If a person you care for receives a serious diagnosis, it can feel like a gut punch—for everyone in the family. There is no way to sugarcoat such a reality. There are ways, however, to make the emotional journey less traumatic.
Grief AND joy
Even if your loved one has only months or weeks to live, laughter still happens. It’s not wrong or disrespectful to watch a funny movie or share silly memories. Your emotional roller coaster will include highs as well as lows. Celebrate joy when it’s at the forefront.
When is action needed?
After the initial diagnosis, encourage your loved one to pause before making big decisions. Even with cancer, waiting 2-3 weeks does not usually result in a worse outcome. Ask the doctor to be specific about urgency.
Common emotions
You may have heard of the “stages of grief.” It is not really a linear progression. Rather, for you and your family member, a variety of emotions may come and go, and come again. Here are some tips:
- Anger. Blame, even “justified”—he smoked; she drank—does not reduce the person’s need for comfort and love. Leave anger and blame, including self-blame, at the door.
- Denial. If your relative is minimizing the seriousness yet still moving forward with a plan, don’t push “a dose of reality.”

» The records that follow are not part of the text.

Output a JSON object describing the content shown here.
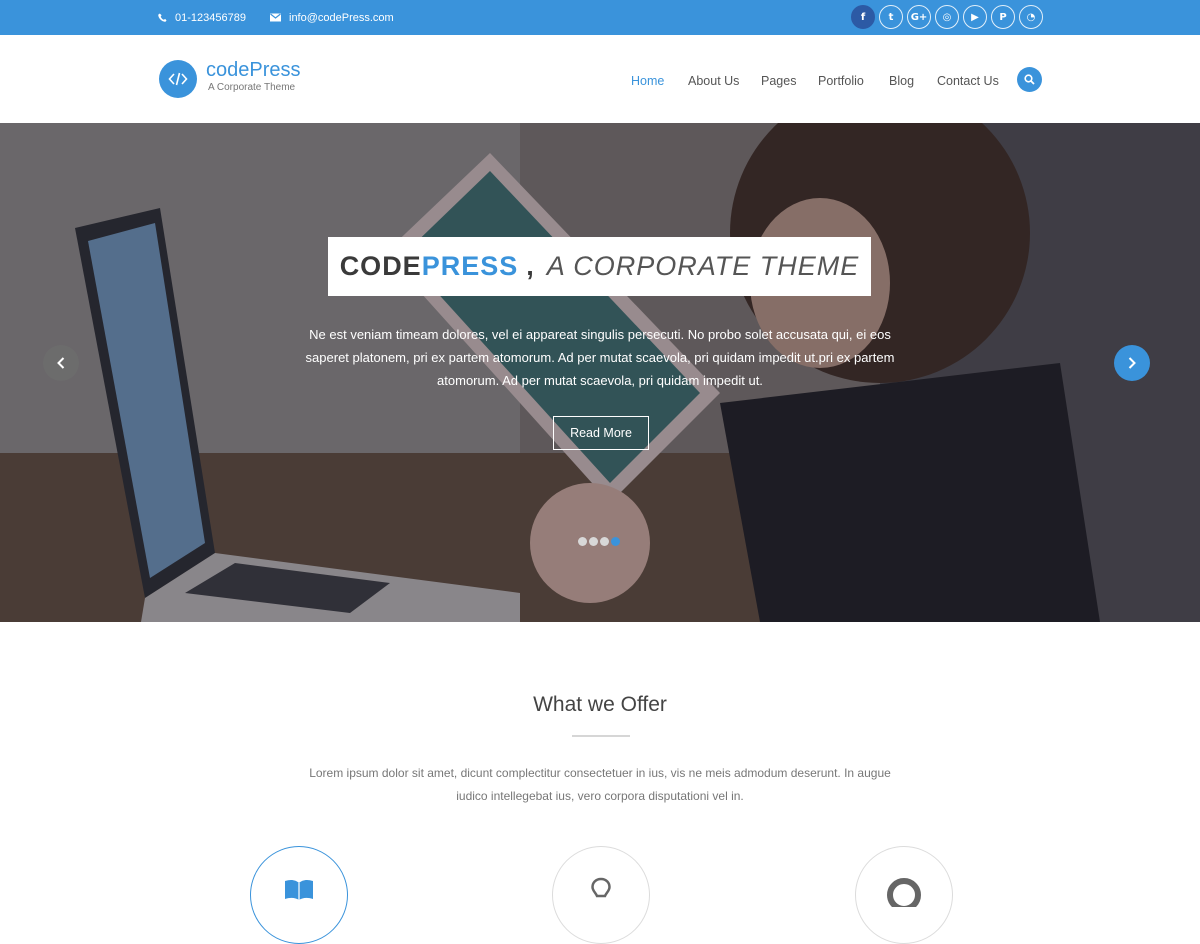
{
  "topbar": {
    "phone": "01-123456789",
    "email": "info@codePress.com",
    "socials": [
      {
        "icon": "facebook-icon",
        "glyph": "f"
      },
      {
        "icon": "twitter-icon",
        "glyph": "t"
      },
      {
        "icon": "google-plus-icon",
        "glyph": "G+"
      },
      {
        "icon": "instagram-icon",
        "glyph": "◎"
      },
      {
        "icon": "youtube-icon",
        "glyph": "▶"
      },
      {
        "icon": "pinterest-icon",
        "glyph": "P"
      },
      {
        "icon": "rss-icon",
        "glyph": "◔"
      }
    ]
  },
  "header": {
    "logo_title": "codePress",
    "logo_tagline": "A Corporate Theme",
    "nav": [
      "Home",
      "About Us",
      "Pages",
      "Portfolio",
      "Blog",
      "Contact Us"
    ],
    "active_nav": "Home"
  },
  "hero": {
    "title_part1": "CODE",
    "title_part2": "PRESS",
    "title_part3": ",",
    "title_part4": "A CORPORATE THEME",
    "text": "Ne est veniam timeam dolores, vel ei appareat singulis persecuti. No probo solet accusata qui, ei eos saperet platonem, pri ex partem atomorum. Ad per mutat scaevola, pri quidam impedit ut.pri ex partem atomorum. Ad per mutat scaevola, pri quidam impedit ut.",
    "button": "Read More",
    "slides_total": 4,
    "active_slide": 4
  },
  "offer": {
    "title": "What we Offer",
    "text": "Lorem ipsum dolor sit amet, dicunt complectitur consectetuer in ius, vis ne meis admodum deserunt. In augue iudico intellegebat ius, vero corpora disputationi vel in."
  },
  "colors": {
    "accent": "#3a93db",
    "topbar": "#3a93db",
    "active_social": "#2c5aa5",
    "text": "#555555"
  }
}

Depression. With an incurable illness, hope changes over time. First, hope may be for a cure. Later, hope may revolve around visits with loved ones. Eventually, it focuses on comfort. If the person you care for expresses an ongoing sense of hopelessness, he or she may be depressed. While that might seem “normal under the circumstances,” depression should be addressed. Talk with the doctor. The illness may not be curable, but the discomfort of depression may be eased with counseling or medication.